China will stick with a “tight” monetary policy as the country faces increasing pressures of inflation and over-investment amid global market turmoil, central bank chief Zhou Xiaochuan (周小川) said.
China needs to correctly handle the “pace, focus and magnitude of macroeconomic controls to avoid large fluctuations and maintain stable and relatively fast economic growth,” Zhou, governor of the People’s Bank of China, said during the IMF meeting in Washington.
China is trying to prevent a flood of cash from the trade surplus and foreign investment from fanning inflation that is already at an 11-year high. The nation has accelerated the yuan’s appreciation this year to ease pressure on inflation.
The currency has strengthened 4 percent against the US dollar this year, bringing the yuan’s advance to 18.4 percent since the end of its peg to the dollar in 2005. The currency closed in Shanghai on Friday at 7.0065 per US dollar.
“The exchange-rate has limited impact on adjusting the trade imbalance,” Zhou said. “Over-exaggeration of its function is not only impractical but will also misguide the course of such an adjustment.”

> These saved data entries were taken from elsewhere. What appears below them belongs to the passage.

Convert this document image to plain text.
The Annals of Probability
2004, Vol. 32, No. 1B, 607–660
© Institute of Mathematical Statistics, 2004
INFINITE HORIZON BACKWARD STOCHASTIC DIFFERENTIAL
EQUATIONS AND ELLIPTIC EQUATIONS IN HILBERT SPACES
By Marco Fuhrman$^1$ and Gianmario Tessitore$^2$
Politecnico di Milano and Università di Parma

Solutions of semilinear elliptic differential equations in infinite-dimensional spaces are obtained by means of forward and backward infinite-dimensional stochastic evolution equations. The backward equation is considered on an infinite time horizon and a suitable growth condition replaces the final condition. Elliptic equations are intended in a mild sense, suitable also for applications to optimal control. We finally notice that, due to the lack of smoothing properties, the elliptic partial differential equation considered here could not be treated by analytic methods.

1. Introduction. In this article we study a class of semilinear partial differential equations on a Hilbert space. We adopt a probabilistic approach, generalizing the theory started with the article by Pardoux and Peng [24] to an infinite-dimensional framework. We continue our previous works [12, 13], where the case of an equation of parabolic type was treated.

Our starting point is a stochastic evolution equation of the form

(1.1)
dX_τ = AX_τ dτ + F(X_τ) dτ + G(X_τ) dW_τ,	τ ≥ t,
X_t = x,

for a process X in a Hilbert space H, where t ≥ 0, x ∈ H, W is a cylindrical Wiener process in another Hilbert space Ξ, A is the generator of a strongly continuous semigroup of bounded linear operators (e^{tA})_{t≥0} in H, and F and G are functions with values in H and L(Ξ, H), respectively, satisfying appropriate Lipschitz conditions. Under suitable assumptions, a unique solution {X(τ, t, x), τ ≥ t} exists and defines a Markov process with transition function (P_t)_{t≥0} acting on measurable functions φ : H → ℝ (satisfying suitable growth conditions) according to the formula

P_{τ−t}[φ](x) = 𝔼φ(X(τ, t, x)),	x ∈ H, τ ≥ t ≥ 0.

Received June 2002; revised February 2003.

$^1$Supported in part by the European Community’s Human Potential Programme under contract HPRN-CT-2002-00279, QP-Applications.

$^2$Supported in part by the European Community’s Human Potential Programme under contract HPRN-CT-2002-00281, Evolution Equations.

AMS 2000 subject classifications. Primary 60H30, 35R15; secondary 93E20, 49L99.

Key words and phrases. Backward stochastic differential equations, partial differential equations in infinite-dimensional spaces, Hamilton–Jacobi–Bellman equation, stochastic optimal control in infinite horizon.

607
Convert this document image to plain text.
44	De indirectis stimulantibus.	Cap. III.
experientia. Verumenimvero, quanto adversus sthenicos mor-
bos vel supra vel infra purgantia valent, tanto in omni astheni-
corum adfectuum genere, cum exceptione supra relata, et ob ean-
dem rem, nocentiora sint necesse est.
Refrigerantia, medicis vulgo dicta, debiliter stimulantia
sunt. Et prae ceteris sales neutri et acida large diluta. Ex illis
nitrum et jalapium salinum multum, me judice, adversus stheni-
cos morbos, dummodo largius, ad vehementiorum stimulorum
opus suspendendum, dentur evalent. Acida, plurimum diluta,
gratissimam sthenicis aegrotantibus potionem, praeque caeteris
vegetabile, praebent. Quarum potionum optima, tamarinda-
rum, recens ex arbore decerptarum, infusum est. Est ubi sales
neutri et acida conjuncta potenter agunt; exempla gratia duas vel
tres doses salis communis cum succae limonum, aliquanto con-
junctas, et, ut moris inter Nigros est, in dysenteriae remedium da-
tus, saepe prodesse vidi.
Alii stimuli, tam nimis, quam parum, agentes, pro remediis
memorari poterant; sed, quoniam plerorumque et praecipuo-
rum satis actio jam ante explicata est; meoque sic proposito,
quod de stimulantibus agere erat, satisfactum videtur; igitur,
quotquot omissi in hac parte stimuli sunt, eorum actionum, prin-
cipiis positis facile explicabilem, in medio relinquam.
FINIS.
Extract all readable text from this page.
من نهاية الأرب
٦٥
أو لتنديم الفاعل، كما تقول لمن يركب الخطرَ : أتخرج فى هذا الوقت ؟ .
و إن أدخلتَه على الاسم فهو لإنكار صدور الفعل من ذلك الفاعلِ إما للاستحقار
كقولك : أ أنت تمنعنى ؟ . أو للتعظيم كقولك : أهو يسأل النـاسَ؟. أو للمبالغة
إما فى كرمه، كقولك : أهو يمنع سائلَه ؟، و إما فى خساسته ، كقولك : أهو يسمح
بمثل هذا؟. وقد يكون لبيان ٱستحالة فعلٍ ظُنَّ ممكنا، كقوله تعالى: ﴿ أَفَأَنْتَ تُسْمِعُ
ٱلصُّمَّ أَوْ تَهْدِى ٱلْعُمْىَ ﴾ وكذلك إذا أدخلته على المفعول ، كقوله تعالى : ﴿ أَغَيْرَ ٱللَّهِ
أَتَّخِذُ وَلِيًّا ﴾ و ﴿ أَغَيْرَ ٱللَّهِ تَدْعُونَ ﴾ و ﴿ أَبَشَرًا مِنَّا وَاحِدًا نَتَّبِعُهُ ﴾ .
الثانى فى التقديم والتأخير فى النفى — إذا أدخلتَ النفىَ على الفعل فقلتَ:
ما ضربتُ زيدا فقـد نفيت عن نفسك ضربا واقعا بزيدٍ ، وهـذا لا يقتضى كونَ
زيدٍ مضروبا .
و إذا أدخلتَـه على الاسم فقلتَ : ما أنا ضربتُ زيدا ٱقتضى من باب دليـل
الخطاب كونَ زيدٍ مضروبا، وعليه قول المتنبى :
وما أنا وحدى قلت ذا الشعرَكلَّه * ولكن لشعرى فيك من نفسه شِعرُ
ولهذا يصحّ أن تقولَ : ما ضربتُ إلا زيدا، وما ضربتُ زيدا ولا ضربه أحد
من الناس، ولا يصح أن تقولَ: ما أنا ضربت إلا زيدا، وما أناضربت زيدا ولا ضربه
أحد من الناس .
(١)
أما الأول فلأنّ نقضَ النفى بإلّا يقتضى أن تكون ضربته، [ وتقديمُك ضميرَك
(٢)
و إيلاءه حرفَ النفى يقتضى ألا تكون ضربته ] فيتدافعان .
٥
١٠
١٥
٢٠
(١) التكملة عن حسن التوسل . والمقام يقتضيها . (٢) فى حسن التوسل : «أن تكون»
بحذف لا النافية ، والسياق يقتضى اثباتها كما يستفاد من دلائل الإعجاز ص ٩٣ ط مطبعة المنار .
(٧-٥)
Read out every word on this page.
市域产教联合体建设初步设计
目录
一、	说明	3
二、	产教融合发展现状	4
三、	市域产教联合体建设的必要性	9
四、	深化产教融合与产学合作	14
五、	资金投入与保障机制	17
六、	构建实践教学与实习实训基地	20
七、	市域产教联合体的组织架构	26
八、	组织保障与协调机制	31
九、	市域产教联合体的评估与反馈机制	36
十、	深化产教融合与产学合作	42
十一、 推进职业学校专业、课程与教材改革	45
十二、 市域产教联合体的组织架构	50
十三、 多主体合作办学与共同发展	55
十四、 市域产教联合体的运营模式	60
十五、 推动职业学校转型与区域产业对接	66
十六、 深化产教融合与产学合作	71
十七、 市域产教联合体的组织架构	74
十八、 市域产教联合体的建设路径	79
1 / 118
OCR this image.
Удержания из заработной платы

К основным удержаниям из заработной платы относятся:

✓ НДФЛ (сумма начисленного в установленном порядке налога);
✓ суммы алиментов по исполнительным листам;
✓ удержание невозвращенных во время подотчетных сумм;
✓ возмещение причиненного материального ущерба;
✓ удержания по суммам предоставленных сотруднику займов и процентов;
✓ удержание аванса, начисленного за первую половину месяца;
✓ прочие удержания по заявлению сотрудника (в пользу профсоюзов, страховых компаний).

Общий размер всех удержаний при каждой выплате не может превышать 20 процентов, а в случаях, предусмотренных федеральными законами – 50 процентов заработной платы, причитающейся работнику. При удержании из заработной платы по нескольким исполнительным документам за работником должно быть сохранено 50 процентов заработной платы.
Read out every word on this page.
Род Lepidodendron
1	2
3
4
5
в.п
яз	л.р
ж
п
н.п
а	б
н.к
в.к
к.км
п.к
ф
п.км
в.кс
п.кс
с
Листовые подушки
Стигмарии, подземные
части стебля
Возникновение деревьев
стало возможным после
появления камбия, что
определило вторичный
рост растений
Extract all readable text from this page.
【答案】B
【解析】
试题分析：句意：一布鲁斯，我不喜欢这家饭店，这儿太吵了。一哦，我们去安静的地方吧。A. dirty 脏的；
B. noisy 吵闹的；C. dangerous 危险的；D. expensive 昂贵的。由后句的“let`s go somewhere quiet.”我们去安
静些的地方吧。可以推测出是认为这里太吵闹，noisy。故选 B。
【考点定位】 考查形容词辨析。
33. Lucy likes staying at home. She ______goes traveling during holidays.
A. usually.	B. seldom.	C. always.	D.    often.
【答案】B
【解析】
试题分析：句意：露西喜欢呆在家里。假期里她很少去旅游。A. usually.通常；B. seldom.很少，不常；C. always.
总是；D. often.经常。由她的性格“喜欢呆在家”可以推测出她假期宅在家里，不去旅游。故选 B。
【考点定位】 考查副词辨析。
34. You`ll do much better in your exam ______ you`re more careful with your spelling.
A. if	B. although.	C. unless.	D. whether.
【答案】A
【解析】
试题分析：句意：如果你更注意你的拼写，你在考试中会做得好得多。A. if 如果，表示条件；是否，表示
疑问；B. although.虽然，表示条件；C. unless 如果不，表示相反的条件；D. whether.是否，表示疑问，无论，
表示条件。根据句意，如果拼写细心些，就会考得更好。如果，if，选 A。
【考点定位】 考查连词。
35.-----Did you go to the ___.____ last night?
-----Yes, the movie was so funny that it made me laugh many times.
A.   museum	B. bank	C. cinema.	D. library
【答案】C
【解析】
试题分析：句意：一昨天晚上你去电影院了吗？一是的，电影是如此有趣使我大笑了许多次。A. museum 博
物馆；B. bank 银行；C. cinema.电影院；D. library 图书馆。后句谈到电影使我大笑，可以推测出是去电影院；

US Treasury Secretary Henry Paulson said last week in Beijing it was “dangerous” for the exchange rate not to reflect the fundamentals of the world’s fourth-largest economy.
A slowing world economy has helped promote trade protectionism, Zhou said, urging all governments to stand up against such sentiment.
Financial market turbulence triggered by the US subprime meltdown is the biggest problem this year, Zhou said. Developed nations should shoulder the main responsibilities of stabilizing global financial markets and adjust their own economic policies accordingly, he said.
Emerging markets need to “closely” monitor trade and the change of capital flows to enhance their ability to buffer impacts from the outside and to ensure the healthy development of their own economies, China’s central bank governor said.